The overhead squat test is a simple and well-referenced assessment tool for functional assessment of the LPH region.1 Performed in any treatment room, it can quickly screen for soft-tissue and joint imbalances that are contributing to the patient's pathomechanics. In just a few minutes, the length / tension relationship of the lumbar, core and lower extremity muscles can be attained.

Combined with an appropriate examination for joint and muscle function, you have the tools you need to rehab your patients. Other functional tests such as the dynamic Trendelenburg and Thomas's test also provide good information on LPH-region biomechanics.

A caveat in functional assessments: They are best done once the patient can perform the maneuvers pain-free.
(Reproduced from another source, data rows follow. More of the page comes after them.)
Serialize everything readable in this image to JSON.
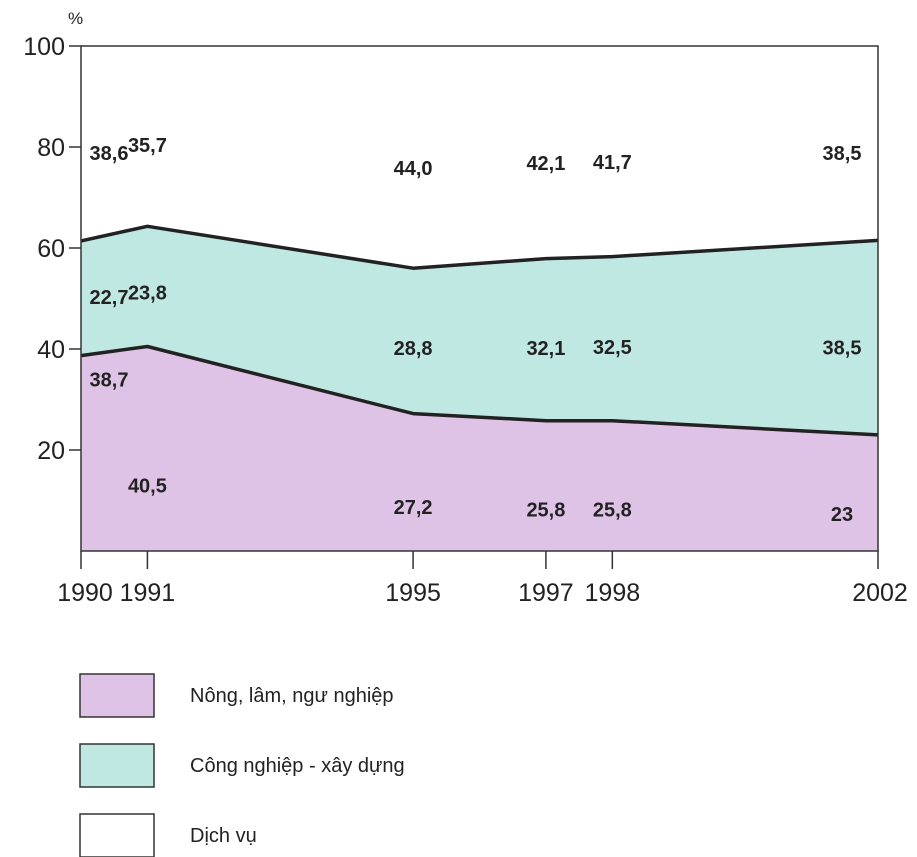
{
  "chart_data": {
    "type": "area",
    "stacked": true,
    "percent": true,
    "y_unit": "%",
    "x": [
      1990,
      1991,
      1995,
      1997,
      1998,
      2002
    ],
    "x_tick_labels": [
      "1990",
      "1991",
      "1995",
      "1997",
      "1998",
      "2002"
    ],
    "ylim": [
      0,
      100
    ],
    "y_ticks": [
      20,
      40,
      60,
      80,
      100
    ],
    "y_tick_labels": [
      "20",
      "40",
      "60",
      "80",
      "100"
    ],
    "series": [
      {
        "name": "Nông, lâm, ngư nghiệp",
        "values": [
          38.7,
          40.5,
          27.2,
          25.8,
          25.8,
          23
        ],
        "labels": [
          "38,7",
          "40,5",
          "27,2",
          "25,8",
          "25,8",
          "23"
        ],
        "color": "#dfc3e6"
      },
      {
        "name": "Công nghiệp - xây dựng",
        "values": [
          22.7,
          23.8,
          28.8,
          32.1,
          32.5,
          38.5
        ],
        "labels": [
          "22,7",
          "23,8",
          "28,8",
          "32,1",
          "32,5",
          "38,5"
        ],
        "color": "#c0e8e3"
      },
      {
        "name": "Dịch vụ",
        "values": [
          38.6,
          35.7,
          44.0,
          42.1,
          41.7,
          38.5
        ],
        "labels": [
          "38,6",
          "35,7",
          "44,0",
          "42,1",
          "41,7",
          "38,5"
        ],
        "color": "#ffffff"
      }
    ],
    "boundary_color": "#222222",
    "grid": false,
    "legend_position": "bottom-left"
  }
}
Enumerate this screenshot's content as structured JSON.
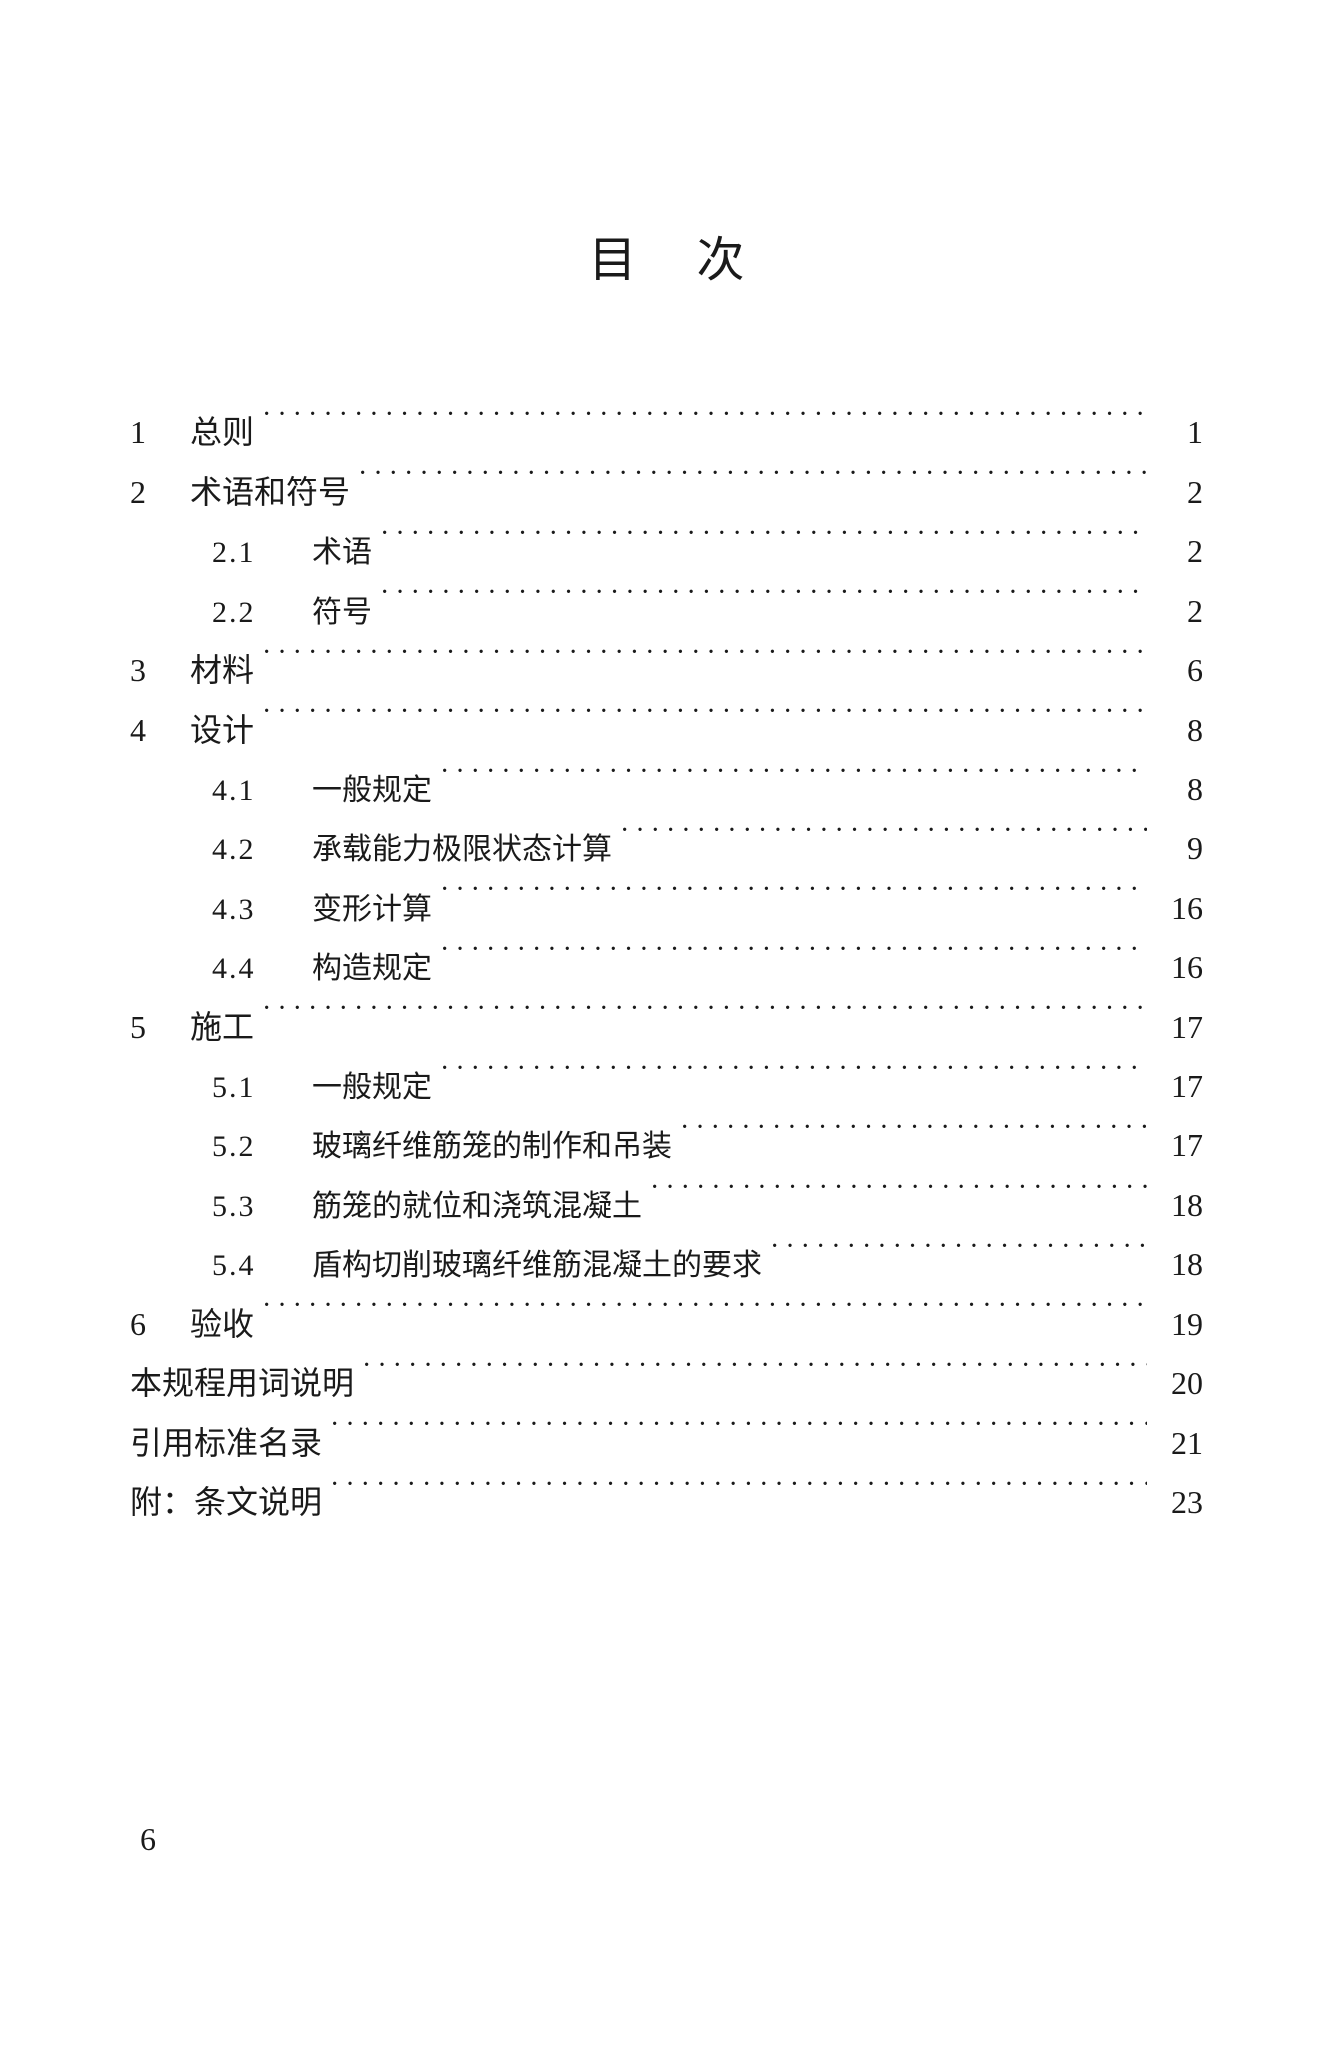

If pain is provoked while assessing a functional movement screen, it will skew the results as the body will favor the pain, not the dysfunction. Use functional assessments as a tool to guide active care.

Clinical Takeaway

The bottom line is to simply take the time to blend O'Boyle's concept into the active care of the lumbar spine by ensuring the LPH region is fully movable. Manual and instrument-assisted protocols work well for the soft tissues in this area; learn and apply them along with your CMT. As you restore mobility over the hip and SIJ, introduce stability exercises for the lumbar spine. Then reinforce proper biomechanics and functional movement patterns with strengthening exercises.

Author's Note: Upcoming articles in this series will outline the overhead squat assessment and active care principles for in-office use.

Resources

  • Kritz M, Cronin J, Hume P. The body-weight squat: a movement screen for the squat pattern. J NSCA, Feb 2009;31:1, 76-84.
  • Malagna G, Mautner K. Musculoskeletal Physical Examination, 2nd Edition. Philadelphia, PA: Elsevier, 2016.
  • O'Boyle M. Functional Training for Sports. Human Kinetics, 2004.